Enfin, il ne gomme pas les divergences d’intérêts entre les acteurs. « Ce n’est pas un outil de consensus ». L’objectif est plutôt de redonner le pilotage des projets aux collectivités.
…mais pas seulement, l’OPAAL est aussi un outil d’aide au dialogue
« L’ OPAAL n’est pas qu’un outil de diagnostic, c’est aussi une démarche qui aide les collectivités à construire leur stratégie et à mobiliser les acteurs pour répondre aux enjeux. »
L’objectif initial est de faire passer le plus d’agriculteurs en bio. L’outil aide alors les collectivités à comprendre la question agricole et alimentaire dans leur territoire à travers les profils. En effet, il leur offre une lecture plus fine et plus technique du territoire et des acteurs en présence. Cela leur permet également de connaître les conditions favorables pour obtenir un changement de l’interlocuteur en question.
Les collectivités connaissent ainsi mieux le langage de leurs interlocuteurs et peuvent donc mieux les comprendre.
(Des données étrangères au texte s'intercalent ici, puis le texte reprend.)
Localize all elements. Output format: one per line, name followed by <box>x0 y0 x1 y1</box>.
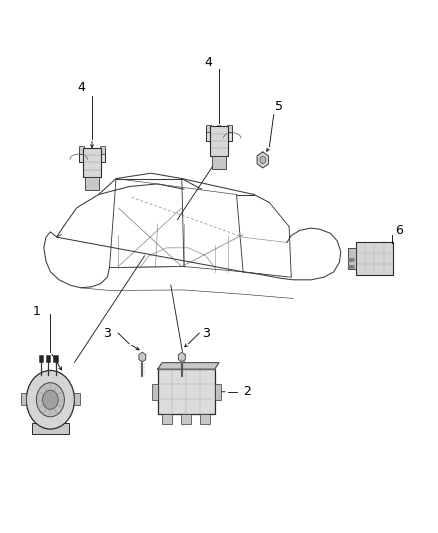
Bar <box>215 384 221 400</box>
Bar <box>74 393 80 405</box>
Bar <box>206 126 232 141</box>
Bar <box>227 125 232 132</box>
Bar <box>53 355 58 361</box>
Circle shape <box>348 265 350 269</box>
Text: 4: 4 <box>77 82 85 94</box>
Bar <box>152 384 158 400</box>
Bar <box>79 147 84 154</box>
Text: 4: 4 <box>204 56 212 69</box>
Circle shape <box>352 265 354 269</box>
Polygon shape <box>178 352 185 362</box>
Bar <box>357 243 392 274</box>
Bar <box>32 423 69 434</box>
Text: 5: 5 <box>276 100 283 113</box>
Polygon shape <box>257 152 268 168</box>
Text: 3: 3 <box>103 327 111 340</box>
Circle shape <box>42 390 58 409</box>
Circle shape <box>350 265 352 269</box>
Bar <box>212 156 226 168</box>
Bar <box>85 177 99 190</box>
Polygon shape <box>139 352 146 362</box>
Bar <box>181 415 191 424</box>
Circle shape <box>348 259 350 261</box>
Bar <box>79 148 105 163</box>
Bar <box>46 355 50 361</box>
Text: 2: 2 <box>244 385 251 398</box>
Polygon shape <box>158 362 219 369</box>
Text: 6: 6 <box>395 224 403 237</box>
Circle shape <box>36 383 64 417</box>
Circle shape <box>352 259 354 261</box>
Bar <box>206 125 211 132</box>
Bar <box>158 369 215 415</box>
Bar <box>21 393 26 405</box>
Bar <box>210 126 228 156</box>
Bar <box>39 355 43 361</box>
Bar <box>100 147 105 154</box>
Bar <box>200 415 210 424</box>
Text: 3: 3 <box>202 327 210 340</box>
Circle shape <box>260 156 266 164</box>
Bar <box>162 415 173 424</box>
Circle shape <box>350 259 352 261</box>
Bar <box>348 248 357 269</box>
Circle shape <box>26 370 74 429</box>
Text: 1: 1 <box>32 305 40 318</box>
Bar <box>83 148 101 177</box>
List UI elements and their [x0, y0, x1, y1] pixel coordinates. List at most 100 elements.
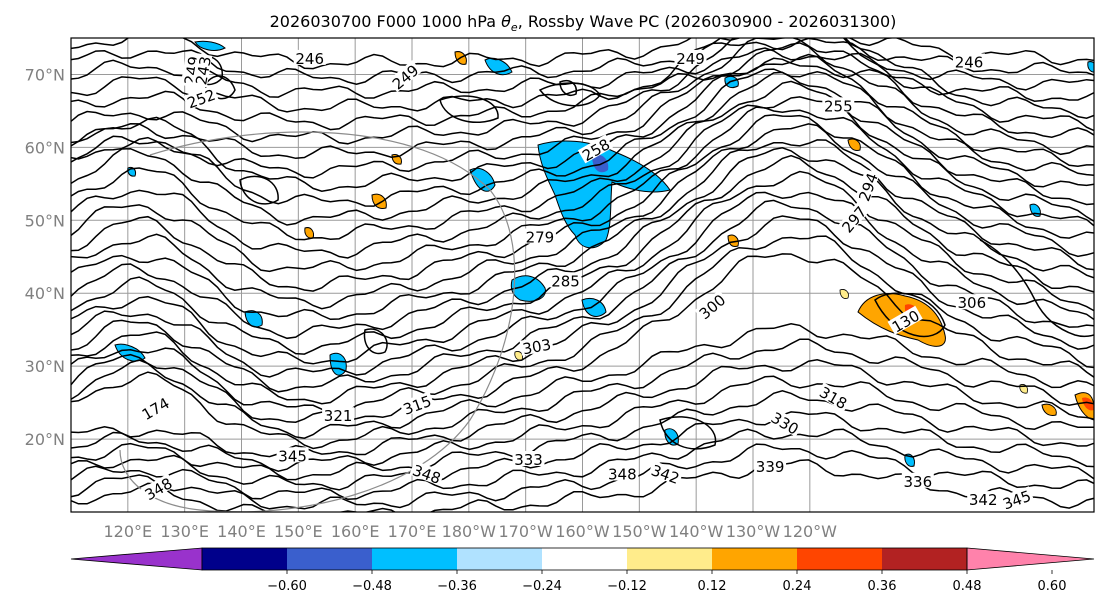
contour-label-bg: [399, 391, 435, 417]
dark-blue-anomaly-core: [592, 154, 609, 173]
map-title: 2026030700 F000 1000 hPa θe, Rossby Wave…: [270, 12, 897, 34]
contour-label: 249: [674, 49, 707, 68]
colorbar-tick-label: 0.48: [953, 579, 982, 594]
colorbar-bin: [882, 548, 967, 570]
theta-e-contour: [71, 359, 1094, 458]
lat-label: 70°N: [25, 65, 65, 84]
contour-label-bg: [183, 85, 219, 111]
theta-e-contour: [71, 170, 1094, 365]
lon-label: 160°W: [555, 522, 610, 541]
contour-label-bg: [549, 272, 582, 288]
contour-label-bg: [512, 451, 545, 466]
contour-label-bg: [837, 201, 870, 236]
map-frame: [70, 37, 1095, 513]
contour-label-bg: [767, 407, 804, 437]
contour-label-text: 345: [278, 447, 307, 465]
theta-e-contour: [71, 323, 1094, 439]
lat-label: 60°N: [25, 138, 65, 157]
contour-label-text: 246: [955, 54, 984, 72]
colorbar-tick-label: 0.12: [698, 579, 727, 594]
lon-label: 180°W: [442, 522, 497, 541]
lon-label: 140°E: [217, 522, 266, 541]
contour-label-bg: [293, 49, 326, 65]
blue-anomaly-patch: [581, 298, 607, 317]
lon-label: 170°W: [498, 522, 553, 541]
contour-label-text: 279: [526, 229, 555, 247]
orange-anomaly-patch: [727, 234, 739, 247]
lon-label: 120°E: [104, 522, 153, 541]
contour-label: 336: [901, 472, 934, 491]
contour-label-bg: [887, 305, 923, 335]
contour-label: 303: [519, 335, 554, 358]
contour-label-bg: [523, 228, 556, 244]
colorbar-tick-label: 0.36: [868, 579, 897, 594]
contour-label-bg: [606, 465, 639, 481]
contour-label: 246: [293, 49, 326, 68]
colorbar-bin: [712, 548, 797, 570]
contour-label-text: 342: [969, 491, 998, 509]
colorbar-extend-high: [966, 547, 1095, 571]
reference-circle: [119, 131, 516, 512]
theta-e-contour: [71, 42, 1094, 179]
blue-anomaly-patch: [244, 310, 263, 328]
contour-label-bg: [140, 473, 176, 503]
theta-e-contour: [71, 96, 1094, 259]
theta-e-contour: [71, 375, 1094, 472]
colorbar-tick-label: −0.24: [522, 579, 562, 594]
colorbar-bin: [457, 548, 542, 570]
colorbar-extend-low: [70, 547, 203, 571]
contour-label: 306: [955, 294, 988, 312]
contour-label-bg: [694, 289, 729, 322]
colorbar-bin: [797, 548, 882, 570]
lat-label: 20°N: [25, 430, 65, 449]
contour-label: 285: [549, 272, 582, 290]
contour-label: 252: [183, 85, 219, 112]
contour-label-bg: [955, 294, 988, 310]
contour-label-text: 243: [192, 55, 215, 86]
closed-contour: [439, 95, 499, 123]
contour-label-bg: [519, 335, 554, 356]
lon-label: 170°E: [388, 522, 437, 541]
colorbar-bin: [372, 548, 457, 570]
blue-anomaly-patch: [194, 40, 226, 51]
yellow-anomaly-patch: [839, 289, 849, 299]
contour-label-bg: [822, 97, 855, 113]
contour-label-bg: [648, 460, 684, 486]
contour-label-bg: [953, 53, 985, 69]
colorbar-bin: [202, 548, 287, 570]
contour-label-text: 246: [295, 50, 324, 68]
theta-e-contour: [71, 139, 1094, 321]
closed-contour: [363, 328, 388, 355]
colorbar: −0.60 −0.48 −0.36 −0.24 −0.12 0.12 0.24 0.36 0.4…: [70, 547, 1095, 594]
theta-e-contour: [71, 38, 1094, 70]
colorbar-outline: [201, 547, 968, 571]
contour-label-text: 339: [756, 458, 785, 476]
theta-e-contour: [71, 147, 1094, 340]
theta-e-contour: [71, 68, 1094, 207]
contour-label: 321: [322, 407, 355, 425]
contour-label-text: 306: [957, 294, 986, 312]
lon-label: 130°W: [726, 522, 781, 541]
contour-label: 339: [754, 458, 787, 476]
theta-e-contour: [71, 199, 1094, 393]
theta-e-contour: [71, 80, 1094, 241]
theta-e-contour: [71, 191, 1094, 378]
contour-label: 255: [822, 97, 855, 115]
contour-label-text: 321: [324, 407, 353, 425]
theta-e-contour: [71, 71, 1094, 226]
lon-label: 150°W: [612, 522, 667, 541]
lon-label: 130°E: [160, 522, 209, 541]
contour-label-bg: [816, 382, 852, 412]
anomaly-shading: [114, 40, 1094, 467]
colorbar-tick-label: −0.12: [607, 579, 647, 594]
theta-e-contour: [71, 38, 1094, 145]
contour-label: 342: [967, 491, 1000, 509]
lon-label: 160°E: [331, 522, 380, 541]
contour-label-text: 348: [608, 466, 637, 484]
contour-label: 345: [276, 447, 309, 465]
latitude-labels: 70°N 60°N 50°N 40°N 30°N 20°N: [25, 65, 65, 449]
contour-label-bg: [137, 393, 173, 423]
blue-anomaly-patch: [537, 140, 671, 249]
theta-e-contour: [71, 390, 1094, 481]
Les dialogues gagnent ainsi en efficacité et les projets peuvent voir le jour plus facilement.
Par exemple, les « opportunistes » seront sensibles aux encouragements financiers, à la référence à des démarches simples, à des valeurs traditionnelles mais seront dissuadés par tout ce qui attrait au militantisme environnemental ou à la dimension collective.
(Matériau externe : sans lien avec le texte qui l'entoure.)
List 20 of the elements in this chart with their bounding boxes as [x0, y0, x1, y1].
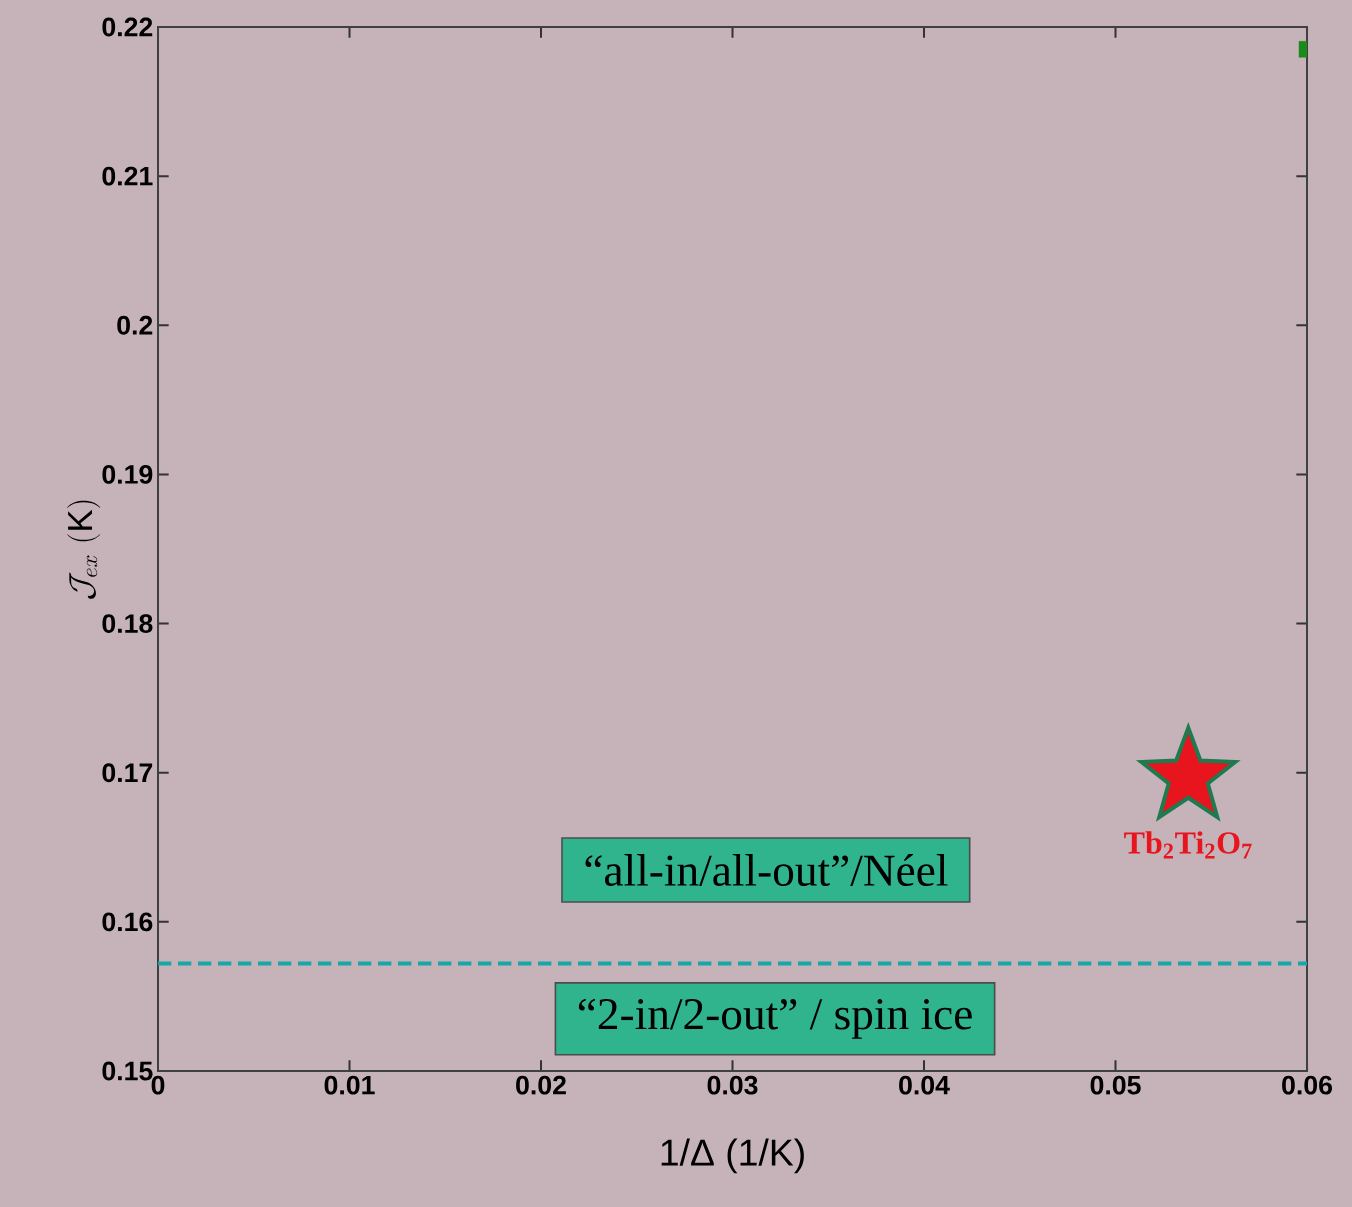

En somme, l’OPAAL permet d’amener la bio par des chemins insoupçonnés et de faire ainsi plus de conversions bio qu’ailleurs. L’OPAAL est donc un outil pour agir.
Par exemple, « une coopérative ne fait pas de philanthropie, elle travaille pour ses intérêts. Par contre, si la collectivité l’associe dans le projet de territoire, cette dernière peut orienter une partie de ses actions en faveur du projet bien que ce ne soit pas dans sa stratégie d’origine ».
Ainsi, l’idée est de trouver des synergies entres des acteurs aux intérêts divergents afin qu’ils concentrent leurs efforts autour d’un projet et des enjeux du territoire.